Julián Álvarez, de 26 años, se ha convertido en una pieza clave en los planes tácticos de Hansi Flick para la próxima temporada del Barcelona. A pesar de que su perfil difiere claramente del de Robert Lewandowski, a quien debe reemplazar, Flick está convencido de que Álvarez aportará nuevas características ofensivas al equipo.
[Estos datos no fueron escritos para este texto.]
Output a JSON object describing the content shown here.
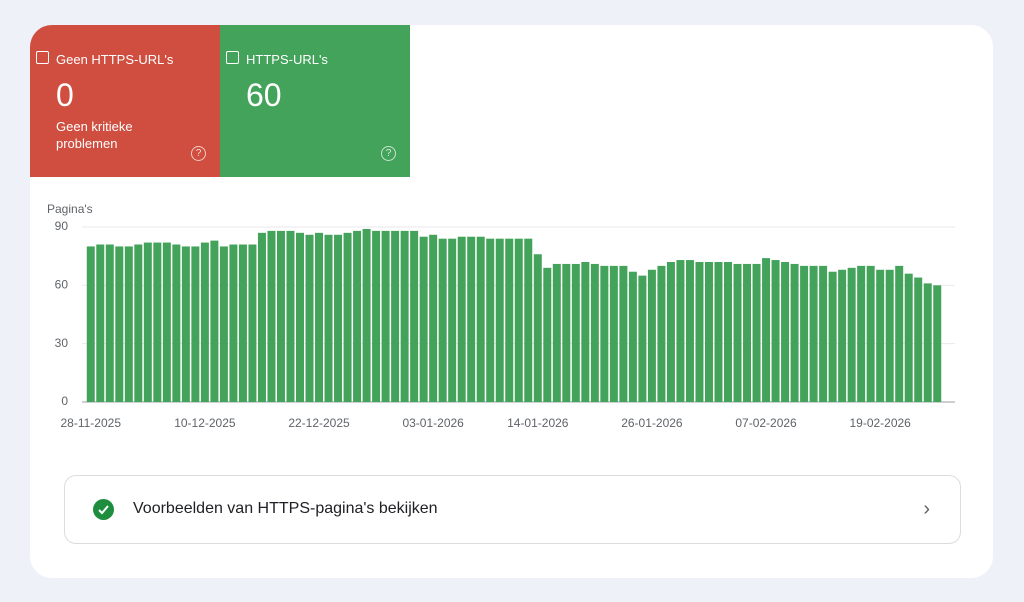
{
  "tiles": [
    {
      "label": "Geen HTTPS-URL's",
      "value": "0",
      "note": "Geen kritieke problemen"
    },
    {
      "label": "HTTPS-URL's",
      "value": "60"
    }
  ],
  "chart_data": {
    "type": "bar",
    "y_label": "Pagina's",
    "categories": [
      "28-11-2025",
      null,
      null,
      null,
      null,
      null,
      null,
      null,
      null,
      null,
      null,
      null,
      "10-12-2025",
      null,
      null,
      null,
      null,
      null,
      null,
      null,
      null,
      null,
      null,
      null,
      "22-12-2025",
      null,
      null,
      null,
      null,
      null,
      null,
      null,
      null,
      null,
      null,
      null,
      "03-01-2026",
      null,
      null,
      null,
      null,
      null,
      null,
      null,
      null,
      null,
      null,
      "14-01-2026",
      null,
      null,
      null,
      null,
      null,
      null,
      null,
      null,
      null,
      null,
      null,
      "26-01-2026",
      null,
      null,
      null,
      null,
      null,
      null,
      null,
      null,
      null,
      null,
      null,
      "07-02-2026",
      null,
      null,
      null,
      null,
      null,
      null,
      null,
      null,
      null,
      null,
      null,
      "19-02-2026",
      null,
      null,
      null,
      null,
      null,
      null
    ],
    "values": [
      80,
      81,
      81,
      80,
      80,
      81,
      82,
      82,
      82,
      81,
      80,
      80,
      82,
      83,
      80,
      81,
      81,
      81,
      87,
      88,
      88,
      88,
      87,
      86,
      87,
      86,
      86,
      87,
      88,
      89,
      88,
      88,
      88,
      88,
      88,
      85,
      86,
      84,
      84,
      85,
      85,
      85,
      84,
      84,
      84,
      84,
      84,
      76,
      69,
      71,
      71,
      71,
      72,
      71,
      70,
      70,
      70,
      67,
      65,
      68,
      70,
      72,
      73,
      73,
      72,
      72,
      72,
      72,
      71,
      71,
      71,
      74,
      73,
      72,
      71,
      70,
      70,
      70,
      67,
      68,
      69,
      70,
      70,
      68,
      68,
      70,
      66,
      64,
      61,
      60
    ],
    "color": "#43a35a",
    "ylim": [
      0,
      90
    ],
    "yticks": [
      0,
      30,
      60,
      90
    ],
    "grid": true
  },
  "link": "Voorbeelden van HTTPS-pagina's bekijken"
}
Lewandowski fue un nueve clásico: potente, con un gran instinto goleador, promediando 30 goles por temporada durante sus cuatro campañas con el Barça. Mantener ese nivel es crucial. Sin embargo, Flick busca un delantero más móvil y polivalente, capaz no solo de finalizar jugadas sino también de asociarse con sus compañeros, salir a buscar el balón fuera del área y caer a las bandas.
Álvarez encaja perfectamente en este perfil. Durante el reciente partido de Argentina contra Egipto en el Mundial, además de anotar y asistir, demostró gran capacidad para participar en el juego colectivo, desplazándose tanto por las bandas como hacia el centro. Esa versatilidad es fundamental para Flick, cuyo sistema busca variabilidad posicional y patrones de ataque que desarmen defensas compactas mediante pases creativos y movimientos inesperados.
Las negociaciones con el Atlético de Madrid, propietario de sus derechos, continúan. El Atlético supuestamente prometió a Álvarez la salida este verano, pero todavía no ha respondido a la oferta formal del Barcelona. El club confía en que la operación es solo cuestión de tiempo, aunque es consciente de que el Atlético pueda presionar para subir el precio o valorar ofertas del Arsenal.
Flick está firme en su apuesta por Álvarez. En comparación con Lewandowski, Álvarez ofrece mayor libertad de movimientos y capacidad asociativa, lo que puede aportar mayor flexibilidad al ataque blaugrana. Su habilidad para hacer juego y bajar a buscar el balón crea nuevas opciones combinativas, acorde con el estilo del Barcelona, que prioriza el juego de posesión y combinación sobre un perfil fijo de finalizador.
Aunque el traspaso aún no se ha concretado, tanto el jugador como el club manifiestan una clara voluntad de llegar a un acuerdo. El presidente Joan Laporta recordó que "la oferta no es ilimitada", lo que refleja un proceso negociador serio pero decidido.
Álvarez simboliza el cambio táctico de Flick hacia un delantero más técnico y comprometido con el juego, capaz de diversificar las opciones ofensivas de Barcelona y apoyar tanto en la finalización como en la generación de jugadas. Su adaptación y su integración serán claves para valorar el éxito de esta apuesta en la próxima temporada.